De Hoge Raad acht het oordeel van het hof dat geen belangenafweging hoeft plaats te vinden en dat SHAPE en JFCB zich onverkort kunnen beroepen op hun naar ongeschreven volkenrecht bestaande immuniteit van jurisdictie, in het licht van het voorgaande onjuist, maar dat leidt niet tot cassatie, omdat het hof ook had overwogen dat Supreme beschikt over redelijke alternatieve middelen om de door het EVRM aan haar toegekende rechten effectief te kunnen beschermen.

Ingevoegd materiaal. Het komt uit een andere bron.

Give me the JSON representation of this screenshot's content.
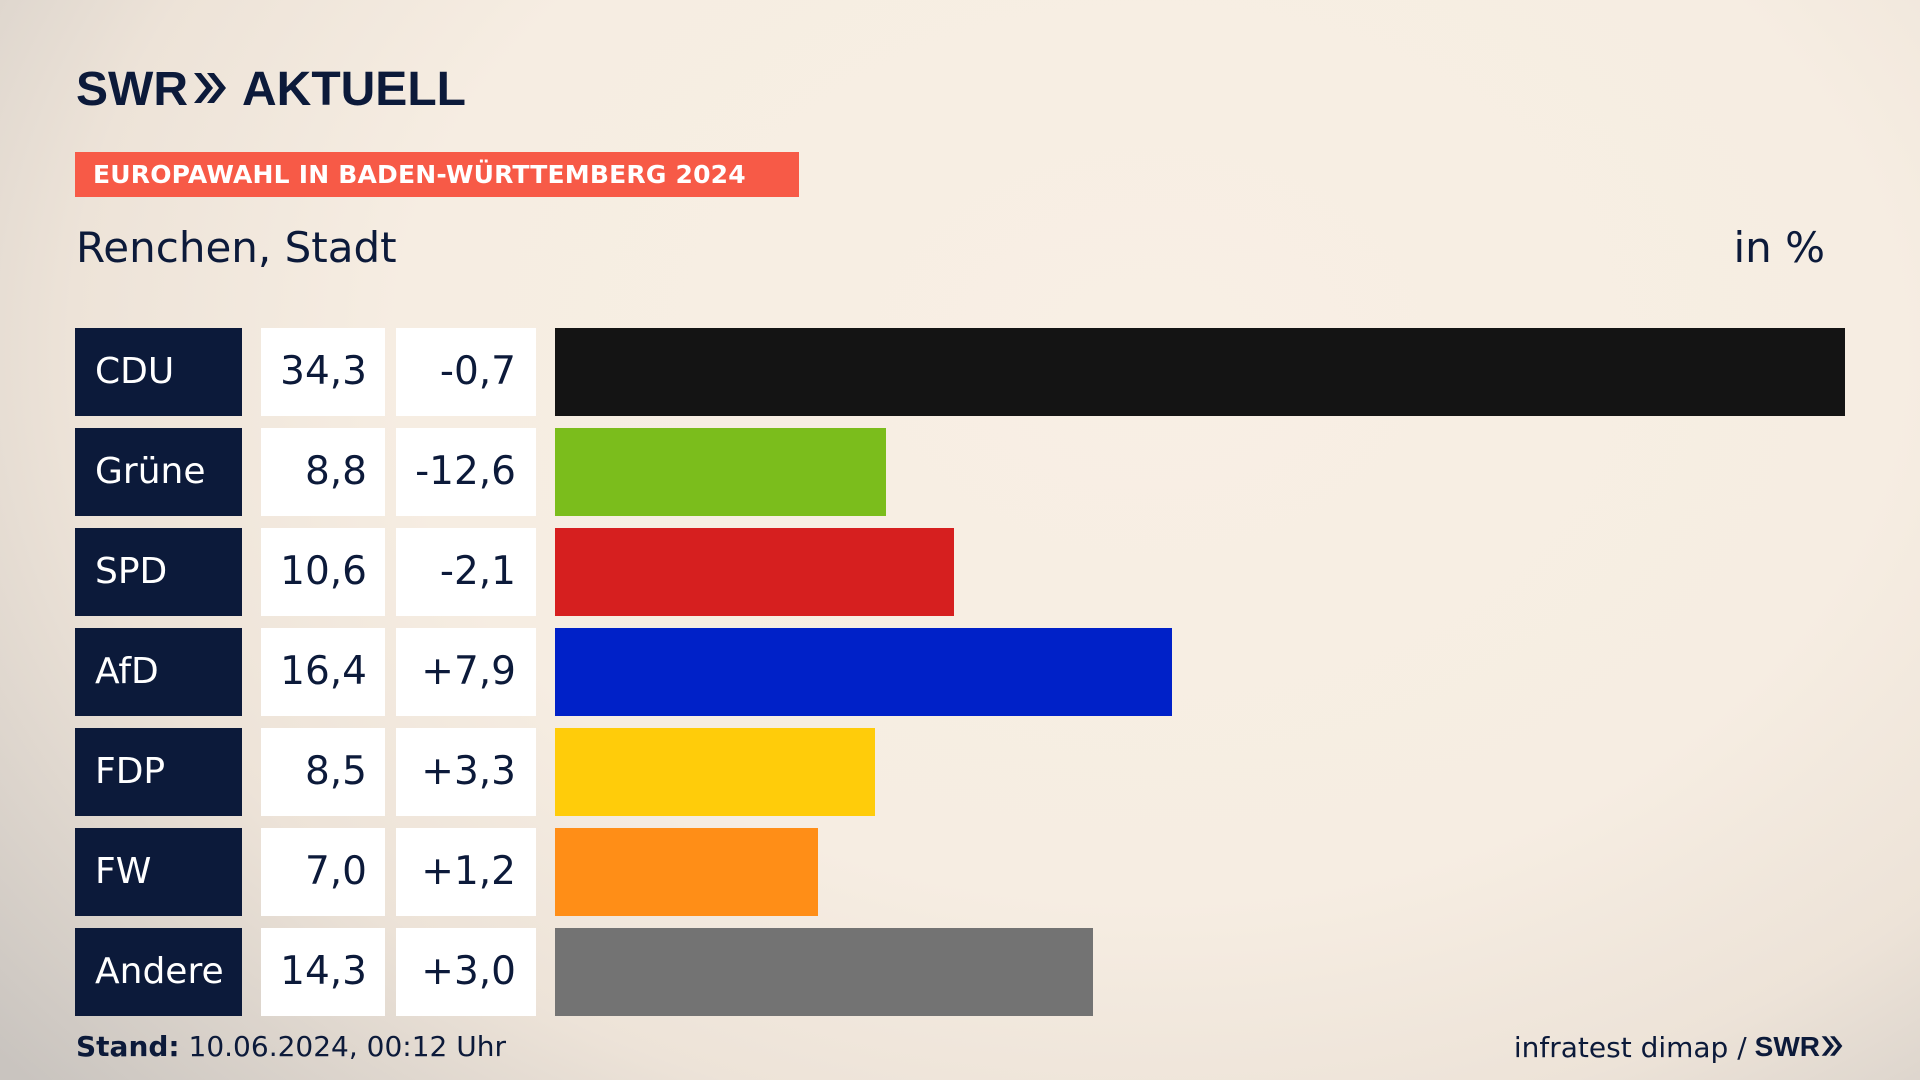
{
  "header": {
    "brand_left": "SWR",
    "brand_right": "AKTUELL",
    "banner": "EUROPAWAHL IN BADEN-WÜRTTEMBERG 2024",
    "subtitle": "Renchen, Stadt",
    "unit": "in %"
  },
  "footer": {
    "stand_label": "Stand:",
    "stand_value": "10.06.2024, 00:12 Uhr",
    "source": "infratest dimap /",
    "source_brand": "SWR"
  },
  "colors": {
    "navy": "#0c1a3a",
    "banner": "#f75a47"
  },
  "chart_data": {
    "type": "bar",
    "orientation": "horizontal",
    "title": "Renchen, Stadt",
    "unit": "in %",
    "xlim": [
      0,
      34.3
    ],
    "categories": [
      "CDU",
      "Grüne",
      "SPD",
      "AfD",
      "FDP",
      "FW",
      "Andere"
    ],
    "values": [
      34.3,
      8.8,
      10.6,
      16.4,
      8.5,
      7.0,
      14.3
    ],
    "value_labels": [
      "34,3",
      "8,8",
      "10,6",
      "16,4",
      "8,5",
      "7,0",
      "14,3"
    ],
    "diff_labels": [
      "-0,7",
      "-12,6",
      "-2,1",
      "+7,9",
      "+3,3",
      "+1,2",
      "+3,0"
    ],
    "colors": [
      "#141414",
      "#7bbd1c",
      "#d61f1f",
      "#0021c8",
      "#ffcc0a",
      "#ff8e17",
      "#737373"
    ]
  }
}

Het overeengekomen financiële afwikkelingsmechanisme kon volgens het hof als een redelijk alternatief middel ter bescherming van de door het EVRM toegekende rechten worden aangemerkt; als op een later moment de procedure bij de RFWG is doorlopen – en daardoor meer informatie beschikbaar is over de wijze waarop de RFWG zich heeft laten informeren en debat heeft toegestaan – kon de vraag of sprake is van een redelijk alternatief middel wederom aan de rechter worden voorgelegd. Dit oordeel getuigt volgens de Hoge Raad niet van een onjuiste rechtsopvatting en is niet onvoldoende gemotiveerd.
Volgt verwerping van het cassatieberoep.